Après la publication des conclusions préliminaires de la Commission européenne pointant son design addictif, TikTok monte au créneau avec une réponse très ferme. La plateforme dégaine ses arguments scientifiques et techniques pour démonter les accusations de violation du Digital Services Act.

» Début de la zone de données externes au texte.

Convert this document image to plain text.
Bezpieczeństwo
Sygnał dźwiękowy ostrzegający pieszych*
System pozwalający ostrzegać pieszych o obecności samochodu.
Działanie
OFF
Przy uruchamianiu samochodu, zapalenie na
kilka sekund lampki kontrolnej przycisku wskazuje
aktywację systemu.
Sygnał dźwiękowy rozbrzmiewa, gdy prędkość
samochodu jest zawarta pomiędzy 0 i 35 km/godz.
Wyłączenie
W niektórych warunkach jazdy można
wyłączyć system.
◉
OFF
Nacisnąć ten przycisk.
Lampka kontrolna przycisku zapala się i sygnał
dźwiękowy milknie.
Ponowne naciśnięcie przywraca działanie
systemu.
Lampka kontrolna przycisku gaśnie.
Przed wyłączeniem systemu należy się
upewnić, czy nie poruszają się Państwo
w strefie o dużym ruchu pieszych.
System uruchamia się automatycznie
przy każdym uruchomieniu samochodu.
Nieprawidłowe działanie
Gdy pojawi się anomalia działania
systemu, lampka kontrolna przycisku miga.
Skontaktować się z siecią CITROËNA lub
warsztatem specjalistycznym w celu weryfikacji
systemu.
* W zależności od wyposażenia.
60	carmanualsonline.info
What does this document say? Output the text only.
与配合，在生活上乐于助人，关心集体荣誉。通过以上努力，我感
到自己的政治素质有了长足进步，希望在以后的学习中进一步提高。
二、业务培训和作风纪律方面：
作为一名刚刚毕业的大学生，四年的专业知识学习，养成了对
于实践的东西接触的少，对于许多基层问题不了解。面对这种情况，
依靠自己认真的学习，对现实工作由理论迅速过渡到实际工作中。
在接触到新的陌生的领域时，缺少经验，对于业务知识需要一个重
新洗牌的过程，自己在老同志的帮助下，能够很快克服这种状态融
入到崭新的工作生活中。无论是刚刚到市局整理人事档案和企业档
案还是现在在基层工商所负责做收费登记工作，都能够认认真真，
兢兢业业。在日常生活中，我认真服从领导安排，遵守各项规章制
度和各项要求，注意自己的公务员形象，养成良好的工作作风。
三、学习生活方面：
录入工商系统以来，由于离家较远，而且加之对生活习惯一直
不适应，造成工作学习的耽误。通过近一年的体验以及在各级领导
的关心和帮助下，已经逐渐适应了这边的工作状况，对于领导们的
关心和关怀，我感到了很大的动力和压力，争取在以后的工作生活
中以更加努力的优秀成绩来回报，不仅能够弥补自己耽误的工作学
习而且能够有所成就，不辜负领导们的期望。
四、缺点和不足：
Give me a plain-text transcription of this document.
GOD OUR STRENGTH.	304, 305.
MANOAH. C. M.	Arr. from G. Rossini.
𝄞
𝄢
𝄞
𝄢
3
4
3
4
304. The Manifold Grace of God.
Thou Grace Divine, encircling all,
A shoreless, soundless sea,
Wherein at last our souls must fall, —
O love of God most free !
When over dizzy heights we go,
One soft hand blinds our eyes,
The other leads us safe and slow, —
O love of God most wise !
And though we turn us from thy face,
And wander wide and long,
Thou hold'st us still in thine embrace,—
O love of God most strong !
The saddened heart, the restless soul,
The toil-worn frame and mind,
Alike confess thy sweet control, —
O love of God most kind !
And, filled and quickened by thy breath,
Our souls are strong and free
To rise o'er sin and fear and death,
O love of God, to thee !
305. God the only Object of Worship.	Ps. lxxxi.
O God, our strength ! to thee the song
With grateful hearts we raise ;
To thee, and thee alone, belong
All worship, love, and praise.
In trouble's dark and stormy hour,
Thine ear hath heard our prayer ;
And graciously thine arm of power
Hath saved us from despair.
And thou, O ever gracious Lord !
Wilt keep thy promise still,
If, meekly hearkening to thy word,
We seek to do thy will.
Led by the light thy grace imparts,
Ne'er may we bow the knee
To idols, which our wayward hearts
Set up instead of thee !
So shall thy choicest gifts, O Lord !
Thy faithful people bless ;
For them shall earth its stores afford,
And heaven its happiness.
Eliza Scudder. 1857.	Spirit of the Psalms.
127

TikTok ne compte pas se laisser faire. Dans une réaction officielle transmise suite à l'annonce des conclusions préliminaires de Bruxelles, la plateforme ne mâche pas ses mots. Un porte-parole affirme :
"Les conclusions préliminaires de la Commission présentent une description catégoriquement fausse et totalement dénuée de fondement de notre plateforme, et nous prendrons toutes les mesures nécessaires pour contester ces conclusions par tous les moyens à notre disposition".
Des écrans nocifs pour les jeunes ? Pas selon l'UNICEF
La défense de la plateforme repose sur un argument central : aucune étude ne prouve formellement la nocivité du temps d'écran. TikTok cite directement l'UNICEF qui ne trouve pas "de preuve claire que le temps d'écran nuit directement à la santé mentale des enfants". Dans son rapport (PDF), l'organisation ajoute que "bien qu'un temps d'écran accru puisse parfois être associé à un risque plus élevé d'exposition à des contenus préjudiciables ou à des expériences abusives, l'effet est faible".
TikTok se permet même de retourner un argument de la Commission contre elle-même. Dans un document récent relatif au DSA envoyé au Parlement européen, Bruxelles cite explicitement le fil non personnalisé de TikTok comme exemple de "système de recommandation alternatif qui informe et engage les utilisateurs plutôt que de les exploiter en les rendant accros".

Un ensemble d'outils déjà à disposition
L'entreprise détaille ensuite son arsenal d'outils : limites quotidiennes personnalisables, heures de sommeil avec méditation guidée, pauses suggérées et tableau de bord intégré. TikTok met en avant son système de badges qui récompense les comportements vertueux. Cette approche s'appuie sur les travaux du Digital Wellness Lab, lesquels démontrent que les méthodes trop restrictives peuvent être "punitives et contre-productives". Des recherches récentes citées par l'entreprise confirment que la plupart des participants ayant connaissance et utilisant les fonctionnalités de temps d'écran s'en servent principalement pour surveiller et réguler leur usage global du smartphone.
Pour les adolescents, les comptes des 13-17 ans disposent d'une limite automatique de 60 minutes par jour. Après 22h, le fil "Pour toi" est interrompu par une méditation en plein écran. Les notifications push sont coupées dès 21h pour les 13-15 ans et à partir de 22h pour les 16-17 ans. L'outil Family Pairing permet aux parents de définir des limites que l'adolescent ne peut contourner en changeant de compte ou en se déconnectant.